In the unique and large sculpture of Sheshashayi Vishnu, Vishnu is depicted reclining on the serpent Shesha, with four-arms lying down on the spiral of a serpent with seven hoods, forming a shade over his crowned head. Lakshmi (Vishnu's consort), along with her two attendants, are at Vishnu's feet. Other gods and celestials are seen watching this display. In another panel below this, two demons, Madhu and Kaitabha, are getting ready to attack. They are shown to be repulsed by the four personified weapons or ayudhapurushas of Vishnu. According to another interpretation, the lower panel depicts the five Pandavas and their common wife Draupadi.
The relief on the doorway (Lalatabhimba in Sanskrit) of the temple depicts Vishnu seated on Shesha the serpent, with Lakshmi sitting down and caressing his feet, flanked by two incarnations of Vishnu: Narasimha (the man-lion form) on the right, and Vamana (the dwarf form) on the left.
The side and back walls of the temple depict carved panels related to several facets of Lord Vishnu's life. On the northern wall, the elegantly carved panel shows "Gajendra Moksha", which represents Vishnu coming to the rescue of the Gajendra (elephant). On the eastern sidewall, a panel depicts a carved image of the sages Nara-Narayana. On the southern wall, Vishnu is depicted reclining on Shesha the serpent, relaxing or in a sleeping or creative mode.

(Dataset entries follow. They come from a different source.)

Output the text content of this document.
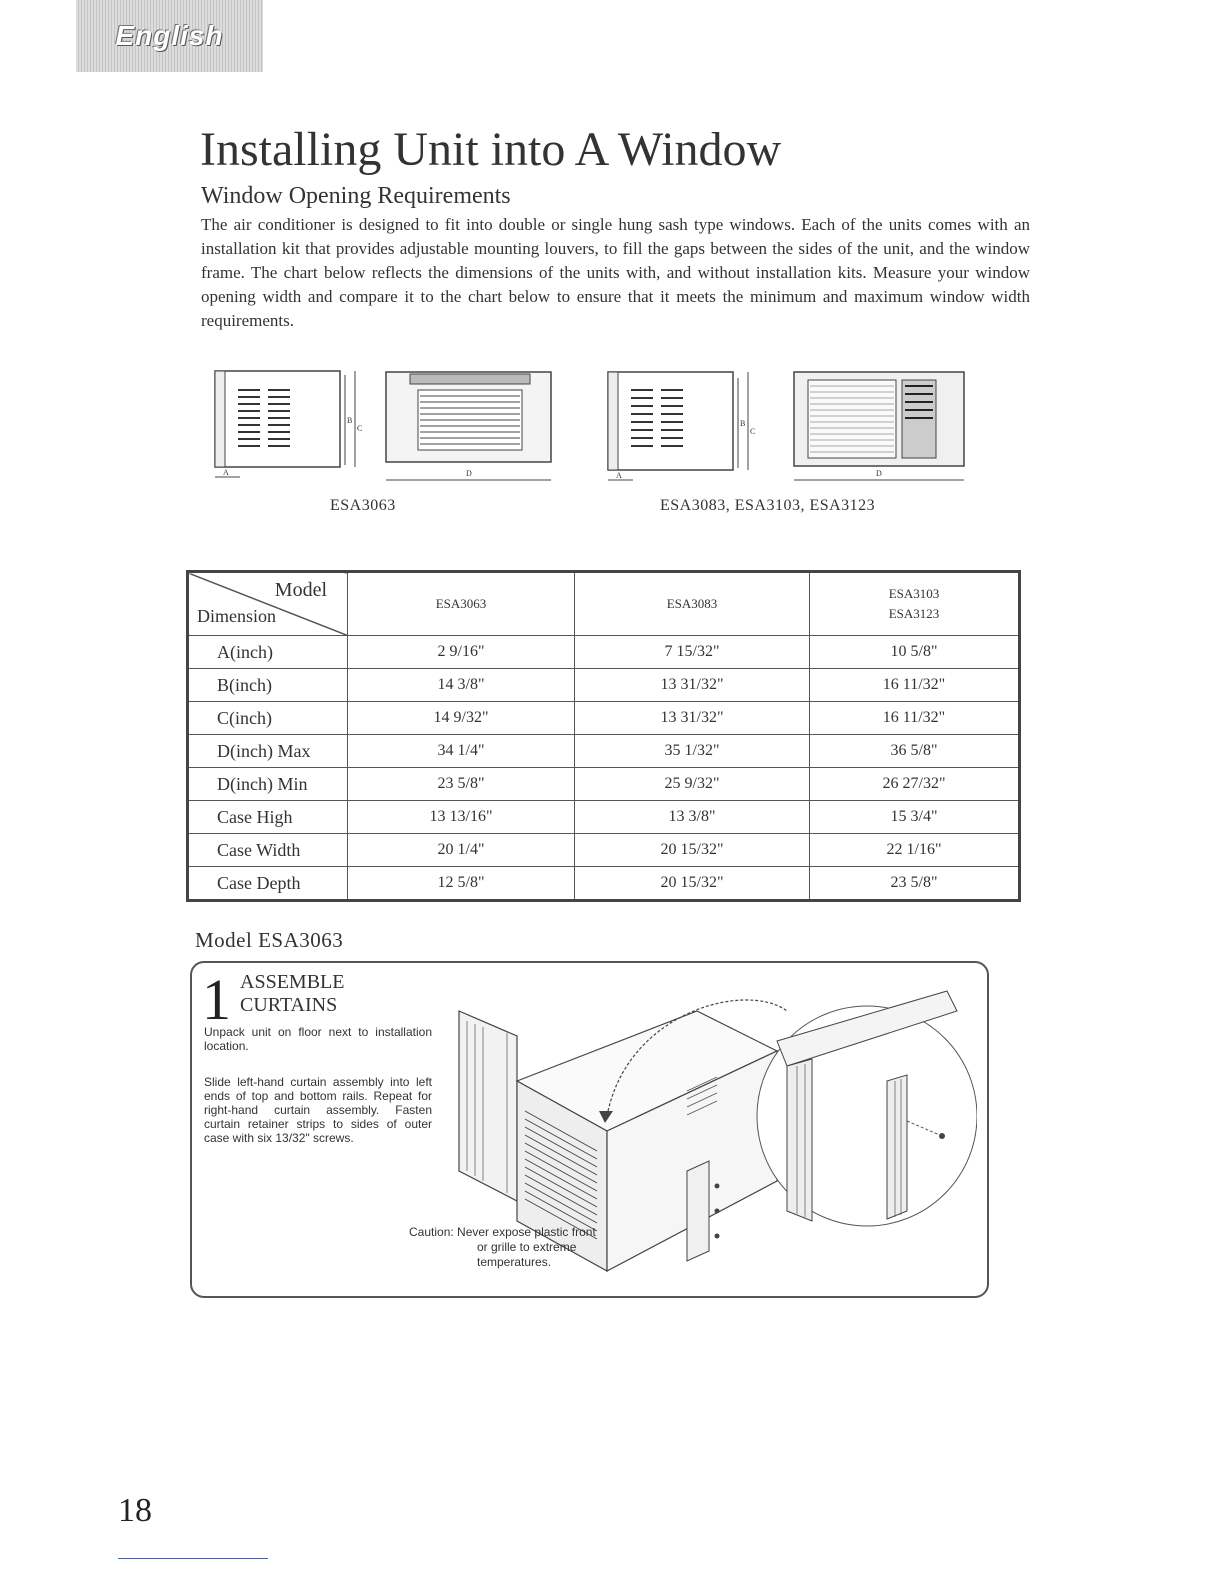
English
Installing Unit into A Window
Window Opening Requirements

The air conditioner is designed to fit into double or single hung sash type windows. Each of the units comes with an installation kit that provides adjustable mounting louvers, to fill the gaps between the sides of the unit, and the window frame. The chart below reflects the dimensions of the units with, and without installation kits. Measure your window opening width and compare it to the chart below to ensure that it meets the minimum and maximum window width requirements.

A
B
C
D	A
B
C
D
ESA3063	ESA3083, ESA3103, ESA3123
Model
Dimension	ESA3063	ESA3083	ESA3103
ESA3123
A(inch)	2 9/16"	7 15/32"	10 5/8"
B(inch)	14 3/8"	13 31/32"	16 11/32"
C(inch)	14 9/32"	13 31/32"	16 11/32"
D(inch) Max	34 1/4"	35 1/32"	36 5/8"
D(inch) Min	23 5/8"	25 9/32"	26 27/32"
Case High	13 13/16"	13 3/8"	15 3/4"
Case Width	20 1/4"	20 15/32"	22 1/16"
Case Depth	12 5/8"	20 15/32"	23 5/8"
Model ESA3063
1 ASSEMBLE
CURTAINS
Unpack unit on floor next to installation location.
Slide left-hand curtain assembly into left ends of top and bottom rails. Repeat for right-hand curtain assembly. Fasten curtain retainer strips to sides of outer case with six 13/32" screws.
Caution: Never expose plastic front
or grille to extreme
temperatures.
18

These depictions on the four walls (including entrance) of the temple represent four facets of Vishnu:
1. The entrance represents Vasudeva
2. The Gajendramoksha side is referred as Samkarshana, the destructive aspect of Vishnu
3. The Nara-Narayana side is known as Pradyumna, the preserving aspect of Vishnu
4. The Anantashayana side is known as Aniruddha
Another unique sculpture found in the Vishnu temple depicts the Krishna legend in which Devaki hands over her newborn son Krishna to her husband Vasudeva. This sculpture is said to be one of the best depictions of Gupta period art, based on the sensuous and graceful modeling of the figurines, but different in that its clothes are shown draped in an exclusive fashion. It is now housed at the National Museum in New Delhi.